Il 14 novembre le guardie hanno tentato di costringere il signor Zhang a scrivere una dichiarazione in cui affermava che le sue condizioni fisiche precarie non erano dovute alla sua permanza in prigione. Si è rifiutato di obbedire, e le guardie, nuovamente l’hanno privato del sonno, accusandolo di “disobbedienza alle direttive carcerarie”.

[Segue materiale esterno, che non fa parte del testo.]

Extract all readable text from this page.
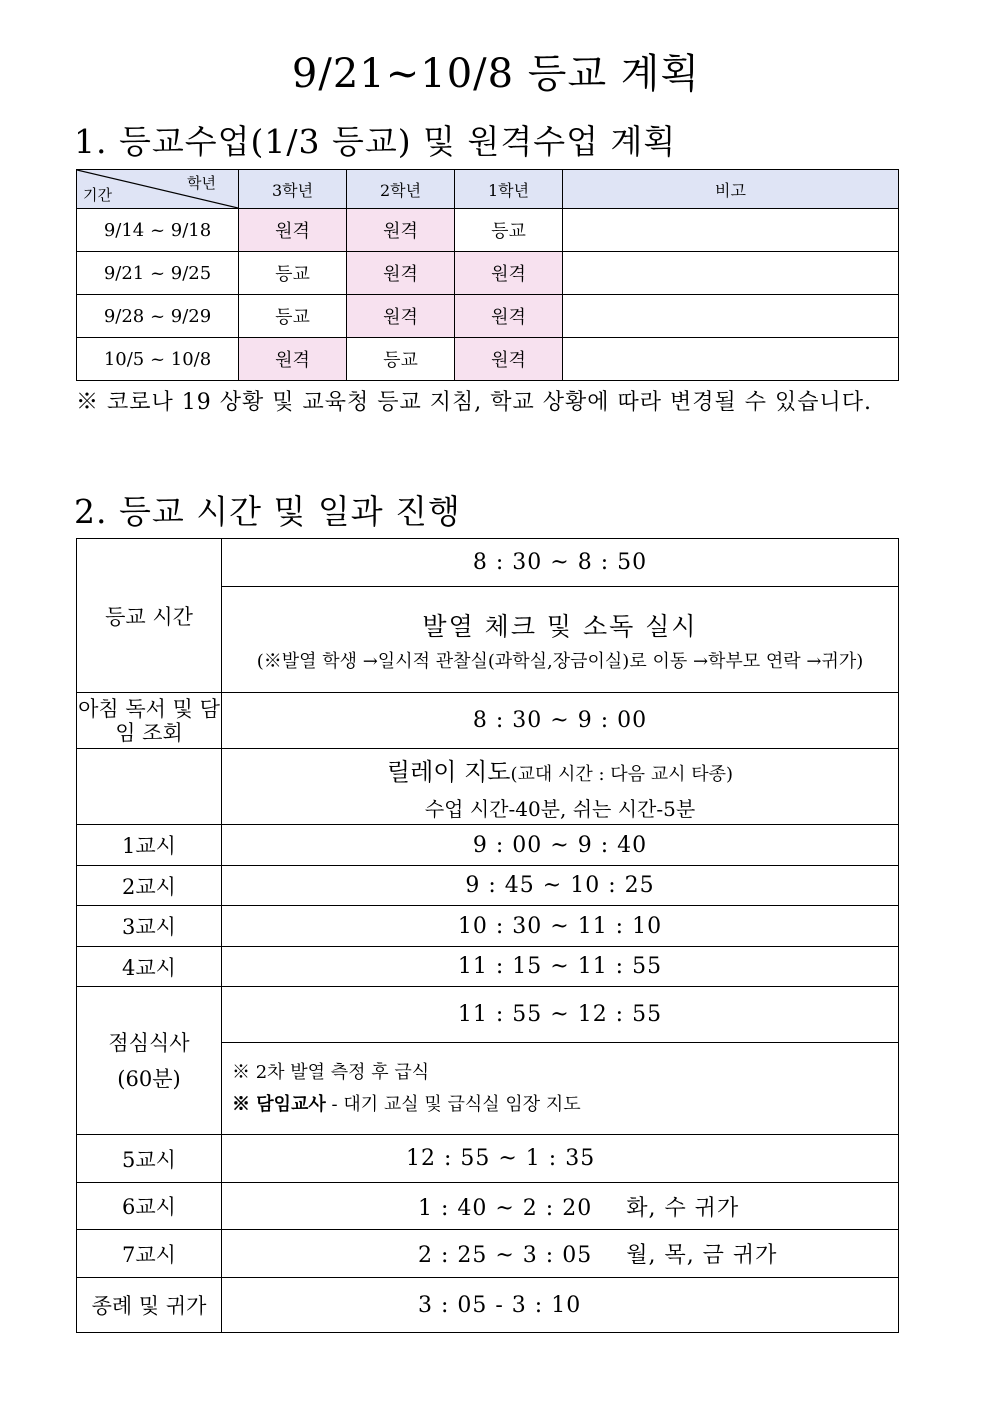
9/21~10/8 등교 계획
1. 등교수업(1/3 등교) 및 원격수업 계획
학년
기간	3학년	2학년	1학년	비고
9/14 ~ 9/18	원격	원격	등교	
9/21 ~ 9/25	등교	원격	원격	
9/28 ~ 9/29	등교	원격	원격	
10/5 ~ 10/8	원격	등교	원격	
※ 코로나 19 상황 및 교육청 등교 지침, 학교 상황에 따라 변경될 수 있습니다.
2. 등교 시간 및 일과 진행
등교 시간	8 : 30 ~ 8 : 50

	발열 체크 및 소독 실시
(※발열 학생 →일시적 관찰실(과학실,장금이실)로 이동 →학부모 연락 →귀가)

아침 독서 및 담임 조회	8 : 30 ~ 9 : 00

	릴레이 지도(교대 시간 : 다음 교시 타종)
수업 시간-40분, 쉬는 시간-5분

1교시	9 : 00 ~ 9 : 40
2교시	9 : 45 ~ 10 : 25
3교시	10 : 30 ~ 11 : 10
4교시	11 : 15 ~ 11 : 55

점심식사
(60분)	11 : 55 ~ 12 : 55

	※ 2차 발열 측정 후 급식
※ 담임교사 - 대기 교실 및 급식실 임장 지도

5교시	12 : 55 ~ 1 : 35
6교시	1 : 40 ~ 2 : 20 화, 수 귀가
7교시	2 : 25 ~ 3 : 05 월, 목, 금 귀가
종례 및 귀가	3 : 05 - 3 : 10
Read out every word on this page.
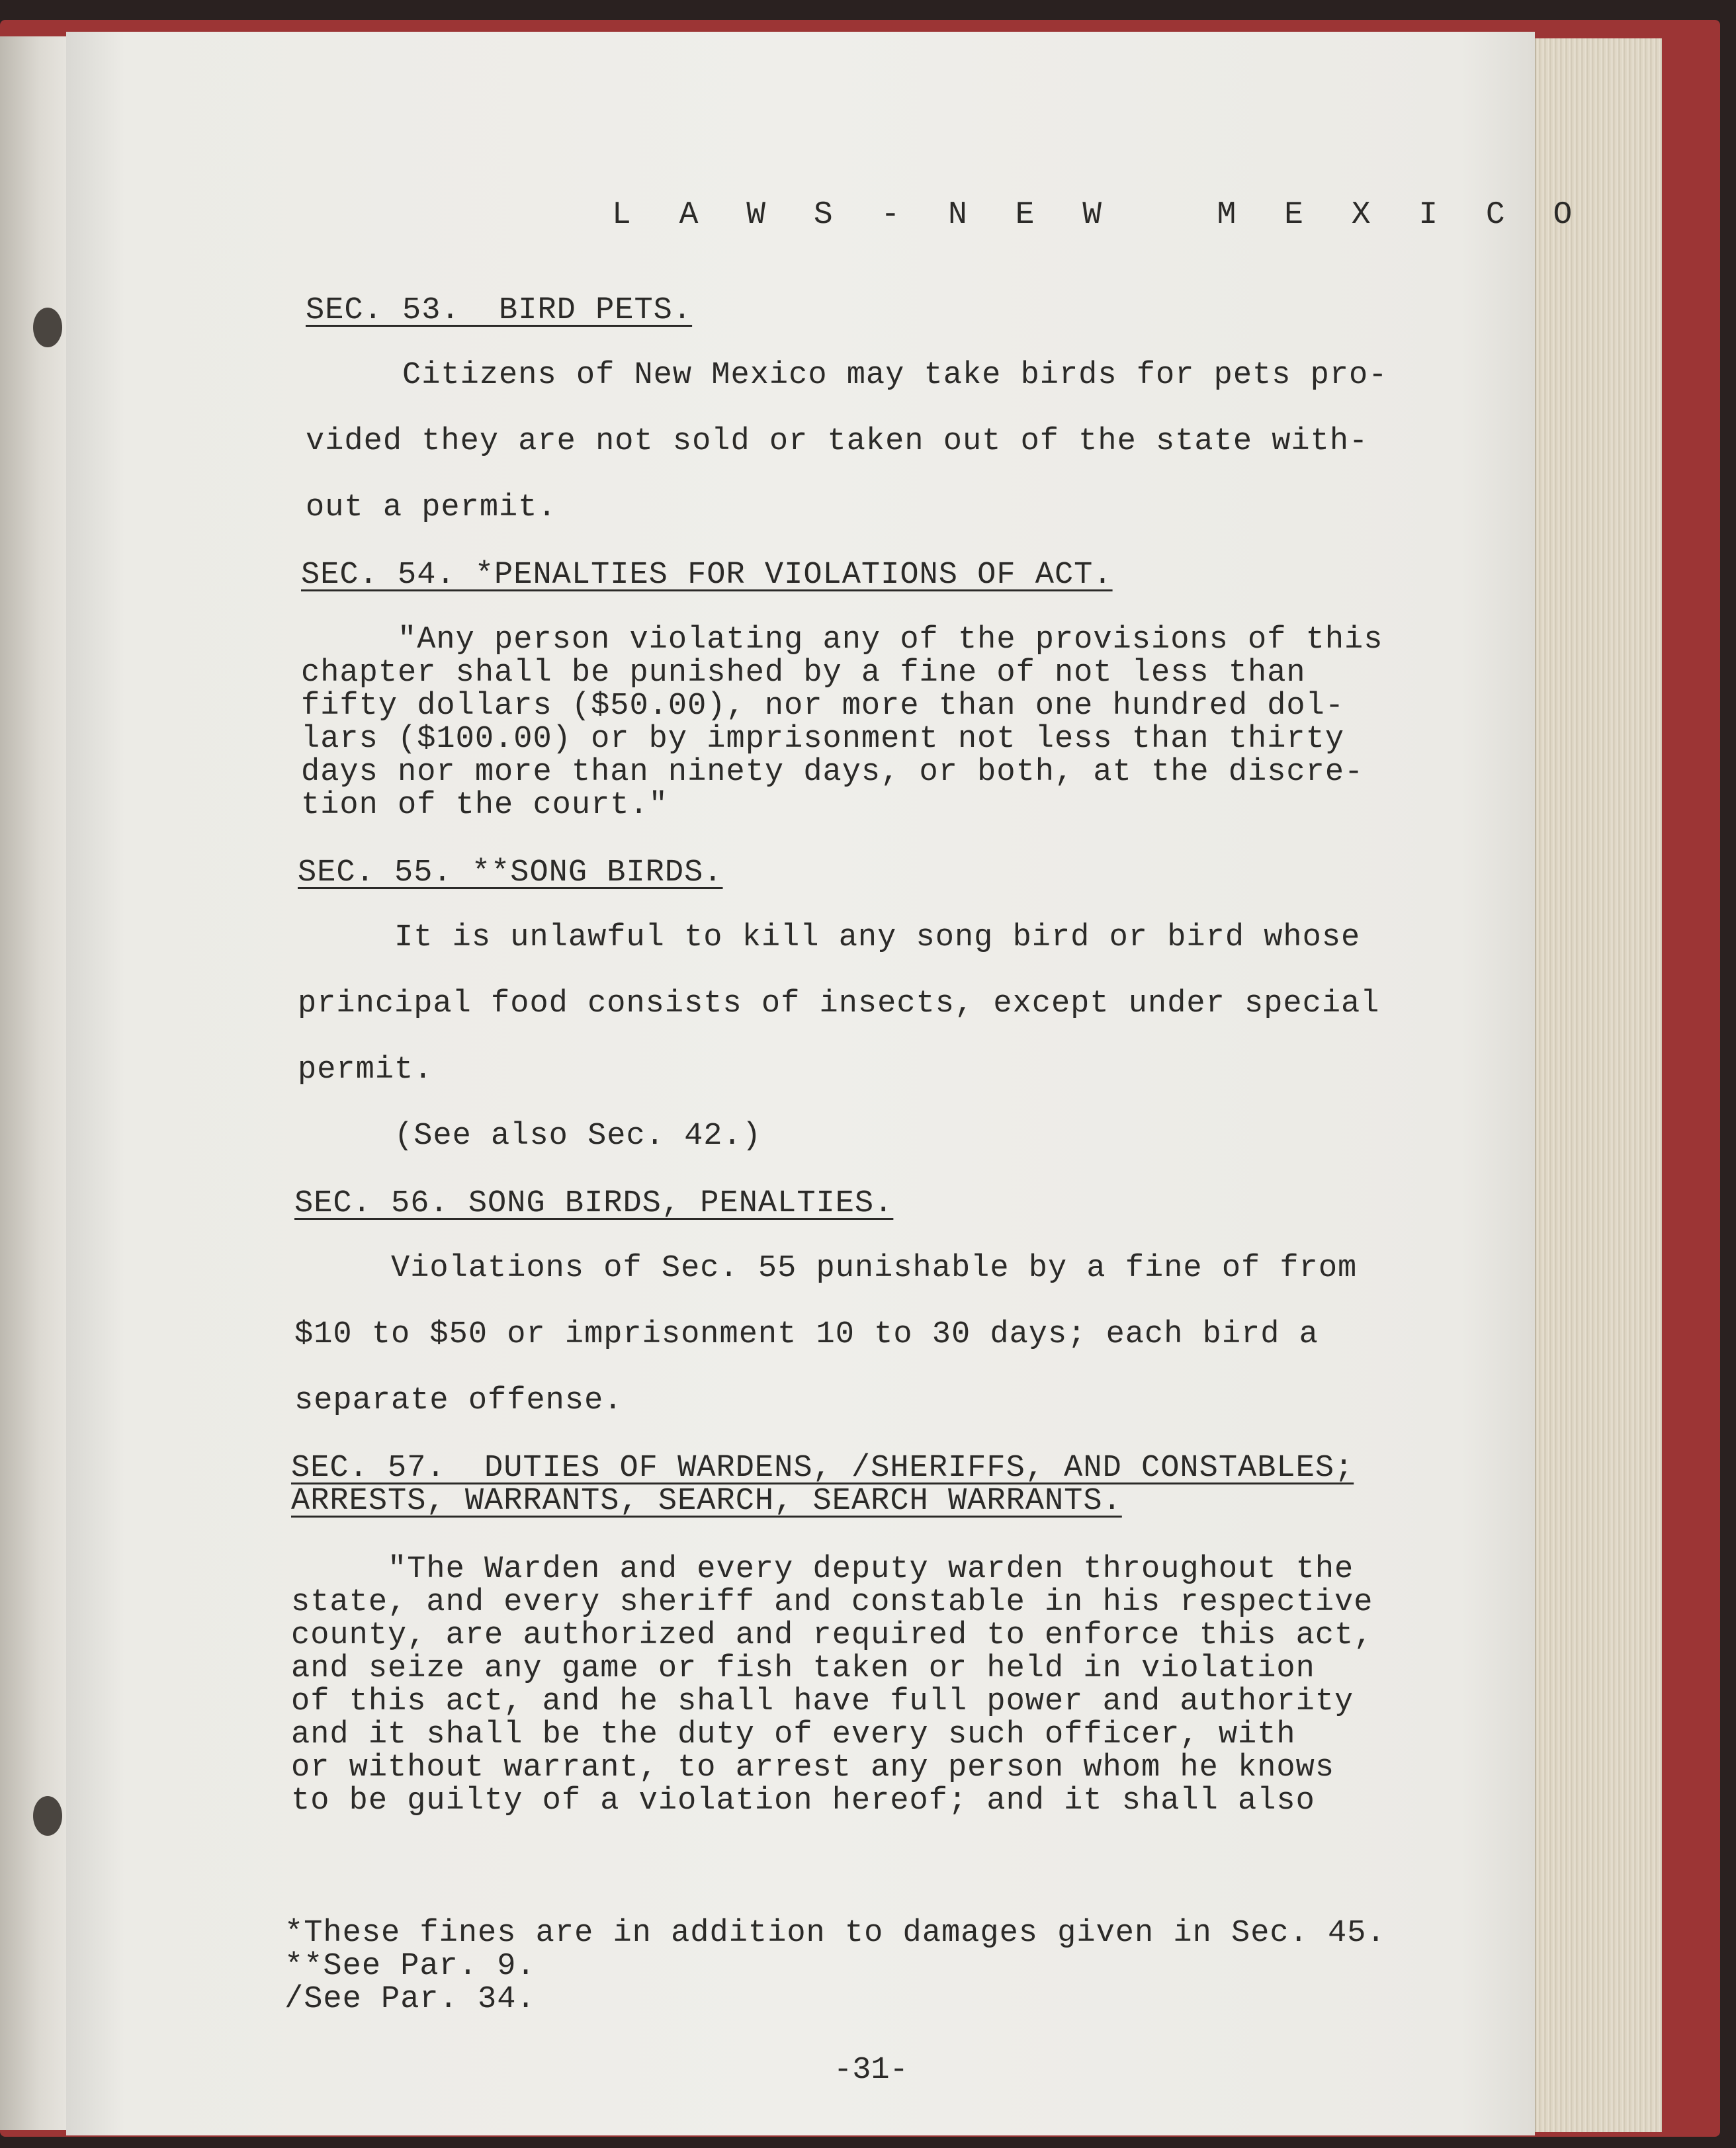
L A W S - N E W   M E X I C O
SEC. 53.  BIRD PETS.
Citizens of New Mexico may take birds for pets pro-
vided they are not sold or taken out of the state with-
out a permit.
SEC. 54. *PENALTIES FOR VIOLATIONS OF ACT.
"Any person violating any of the provisions of this
chapter shall be punished by a fine of not less than
fifty dollars ($50.00), nor more than one hundred dol-
lars ($100.00) or by imprisonment not less than thirty
days nor more than ninety days, or both, at the discre-
tion of the court."
SEC. 55. **SONG BIRDS.
It is unlawful to kill any song bird or bird whose
principal food consists of insects, except under special
permit.
(See also Sec. 42.)
SEC. 56. SONG BIRDS, PENALTIES.
Violations of Sec. 55 punishable by a fine of from
$10 to $50 or imprisonment 10 to 30 days; each bird a
separate offense.
SEC. 57.  DUTIES OF WARDENS, /SHERIFFS, AND CONSTABLES;
ARRESTS, WARRANTS, SEARCH, SEARCH WARRANTS.
"The Warden and every deputy warden throughout the
state, and every sheriff and constable in his respective
county, are authorized and required to enforce this act,
and seize any game or fish taken or held in violation
of this act, and he shall have full power and authority
and it shall be the duty of every such officer, with
or without warrant, to arrest any person whom he knows
to be guilty of a violation hereof; and it shall also
*These fines are in addition to damages given in Sec. 45.
**See Par. 9.
/See Par. 34.
-31-
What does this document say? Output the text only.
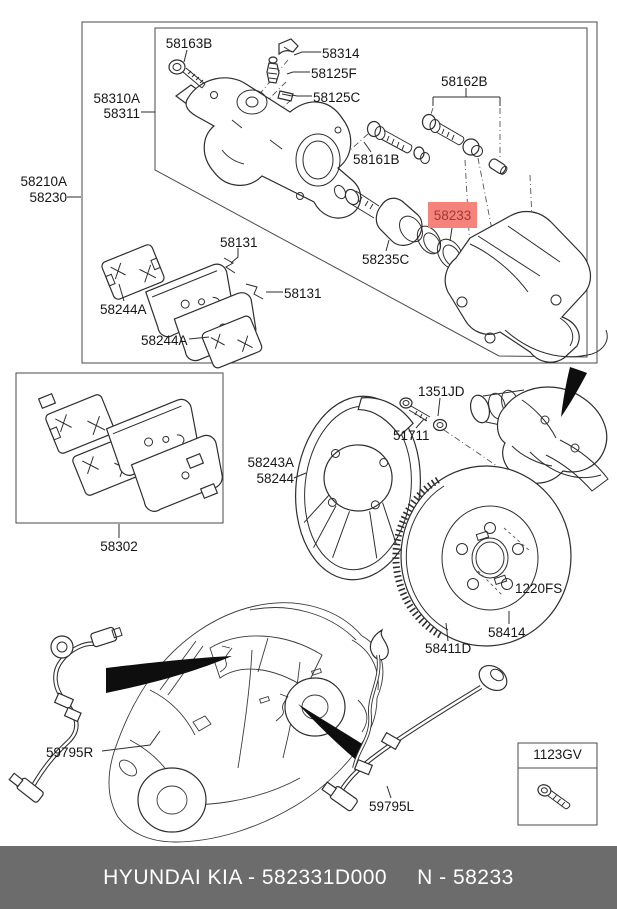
58163B
58314
58125F
58125C
58310A
58311
58162B
58161B
58210A
58230
58235C
58233
58131
58131
58244A
58244A
58302
58243A
58244
1351JD
51711
1220FS
58414
58411D
59795R
59795L
1123GV
HYUNDAI KIA - 582331D000 N - 58233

Privato dei diritti fondamentali

Oltre alle violenze fisiche, al signor Zhang hanno negato anche altri diritti fondamentali: per esempio, gli hanno permesso di chiamare la sua famiglia solo una volta all’anno e, prima di poter effettuare la telefonata, doveva presentare una richiesta formale; inoltre la conversazione era controllata dalle guardie. Alla sua famiglia non hanno mai permesso di fargli visita in prigione.

Ogni mese, i detenuti comuni potevano spendere 360 yuan (circa 45 euro) per cibo extra o beni di prima necessità, ma al signor Zhang era consentito spendere solo 36 yuan (circa 4,5 euro), a condizione che la sua richiesta fosse approvata. Poiché la richiesta conteneva frasi diffamatorie nei confronti del Falun Gong, lui si rifiutava di compilarla e di conseguenza gli si negava il diritto di acquistare quei beni di prima necessità.

Il 24 dicembre dello scorso anno, il detenuto Wang Jinfeng ha chiesto al signor Zhang di pronunciare un “discorso di rilascio dalla prigione”, ma lui ha rifiutato, poiché uno dei requisiti del discorso era diffamare il Falun Gong.

Il 23 gennaio scorso al signor Zhang hanno ordinato di scrivere una relazione annuale, che conteneva un campo relativo al suo “reato”; si è rifiutato di scriverla. Il 6 febbraio le guardie gli hanno chiesto nuovamente di scrivere il “discorso di rilascio dalla prigione”. E ha nuovamente rifiutato.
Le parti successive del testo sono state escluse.